The Andover lionfish (Pterois andover) is a species of marine ray-finned fish belonging to the family Scorpaenidae, the scorpionfishes and lionfishes. It is found in the western Pacific Ocean.

==Taxonomy and etymology==
The Andover lionfish was first formally described in 2008 by the American ichthyologists Gerald R. Allen and Mark van Nydeck Erdmann with the type locality given as southwestern Yapen Island in Cenderawasih Bay in the Papua Province of Indonesia. The specific name refers to the Singaporean company Andover Leisure Pte Ltd, part of the Andover group of companies, which owns, builds and manages oceanaria and is "dedicated to promoting greater public appreciation of the oceans and marine conservation in Asia". This name was requested by Sinduchajana Sulistyo, chairman of the Andover group, who made a successful bid to conserve the Andover lionfish at, a black-tie charity auction, the Blue Auction, held in Monaco on 20 September 2007 to support Conservation International's Bird's Head Seascape marine conservation initiative.

==Description==
The Andover lion fish has 13 spines and 11 soft rays in its dorsal fin, the first dorsal spine being short, being around 15% of the fish's standard length, while its anal fin contains 3 spines and 7 soft rays. The pectoral fin has between 12 and 14 fin rays, typically 13. The dorsal spines have a thin, barely noticeable membrane on their rear edges which expands into a pennant-like flap at the tip> There are few dark spots on the median fins compared to related species with 5 to 28 on the dorsal fin, 10 to 19 on the anal fin and 17 to 41 on the caudal fin.

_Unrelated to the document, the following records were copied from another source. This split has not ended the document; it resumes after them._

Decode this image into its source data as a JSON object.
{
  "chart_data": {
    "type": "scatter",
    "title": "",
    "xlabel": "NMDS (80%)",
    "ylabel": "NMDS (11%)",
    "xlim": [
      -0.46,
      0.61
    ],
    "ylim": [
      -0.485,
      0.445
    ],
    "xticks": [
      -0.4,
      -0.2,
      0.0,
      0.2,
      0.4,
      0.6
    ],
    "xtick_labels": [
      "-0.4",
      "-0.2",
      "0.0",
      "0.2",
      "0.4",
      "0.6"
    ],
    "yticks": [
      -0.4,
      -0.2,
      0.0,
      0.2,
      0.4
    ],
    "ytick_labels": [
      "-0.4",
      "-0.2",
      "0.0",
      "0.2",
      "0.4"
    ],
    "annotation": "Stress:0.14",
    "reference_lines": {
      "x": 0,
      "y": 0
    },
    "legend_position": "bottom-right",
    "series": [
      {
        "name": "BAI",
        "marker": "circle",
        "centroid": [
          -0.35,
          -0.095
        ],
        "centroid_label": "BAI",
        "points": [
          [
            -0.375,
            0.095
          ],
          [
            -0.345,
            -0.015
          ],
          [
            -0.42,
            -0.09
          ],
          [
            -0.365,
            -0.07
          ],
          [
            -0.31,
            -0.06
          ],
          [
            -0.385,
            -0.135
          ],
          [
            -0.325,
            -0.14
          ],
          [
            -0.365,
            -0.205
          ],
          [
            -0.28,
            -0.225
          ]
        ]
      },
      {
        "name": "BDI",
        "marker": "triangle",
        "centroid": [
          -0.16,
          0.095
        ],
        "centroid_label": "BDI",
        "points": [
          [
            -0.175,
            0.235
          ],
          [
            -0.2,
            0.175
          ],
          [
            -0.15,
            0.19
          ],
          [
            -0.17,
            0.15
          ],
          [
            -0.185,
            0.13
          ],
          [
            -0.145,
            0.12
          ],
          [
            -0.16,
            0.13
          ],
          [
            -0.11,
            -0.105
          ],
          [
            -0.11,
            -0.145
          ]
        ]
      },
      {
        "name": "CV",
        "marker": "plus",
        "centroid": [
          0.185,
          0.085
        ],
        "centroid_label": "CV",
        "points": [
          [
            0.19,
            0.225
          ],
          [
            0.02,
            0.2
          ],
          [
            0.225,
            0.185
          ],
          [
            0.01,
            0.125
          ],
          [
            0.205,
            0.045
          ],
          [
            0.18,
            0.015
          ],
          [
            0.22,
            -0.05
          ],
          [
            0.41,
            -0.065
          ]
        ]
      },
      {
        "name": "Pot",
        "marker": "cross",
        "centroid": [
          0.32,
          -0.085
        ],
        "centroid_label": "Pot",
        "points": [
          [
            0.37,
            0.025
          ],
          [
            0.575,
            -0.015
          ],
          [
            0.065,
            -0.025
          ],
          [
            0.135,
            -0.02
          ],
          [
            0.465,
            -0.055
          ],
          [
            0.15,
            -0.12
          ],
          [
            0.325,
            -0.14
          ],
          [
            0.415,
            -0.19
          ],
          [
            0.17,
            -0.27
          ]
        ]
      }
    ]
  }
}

==Distribution and habitat==
Andover lionfish are found in the western Pacific in marine waters off of Indonesia and Papua New Guinea and ranges as far as Sabah, Malaysia, and the Philippines. P. andover is found at depths from 3–70 m. This species is found on or in the vicinity of turbid inshore reefs within more extensive areas of sandy-silty substrates, frequently close to river mouths.

==Biology==
Andover lionfish are usually observed as solitary fish, although small family groups have been recorded. During the day they hide in crevices and under rocks, with their tails pointing outwards, among coral reefs or outcrops. They feed at night over soft mud and sand substrates, on crustaceans and small fish. Like all lionfishes this species is protected by venomous spines.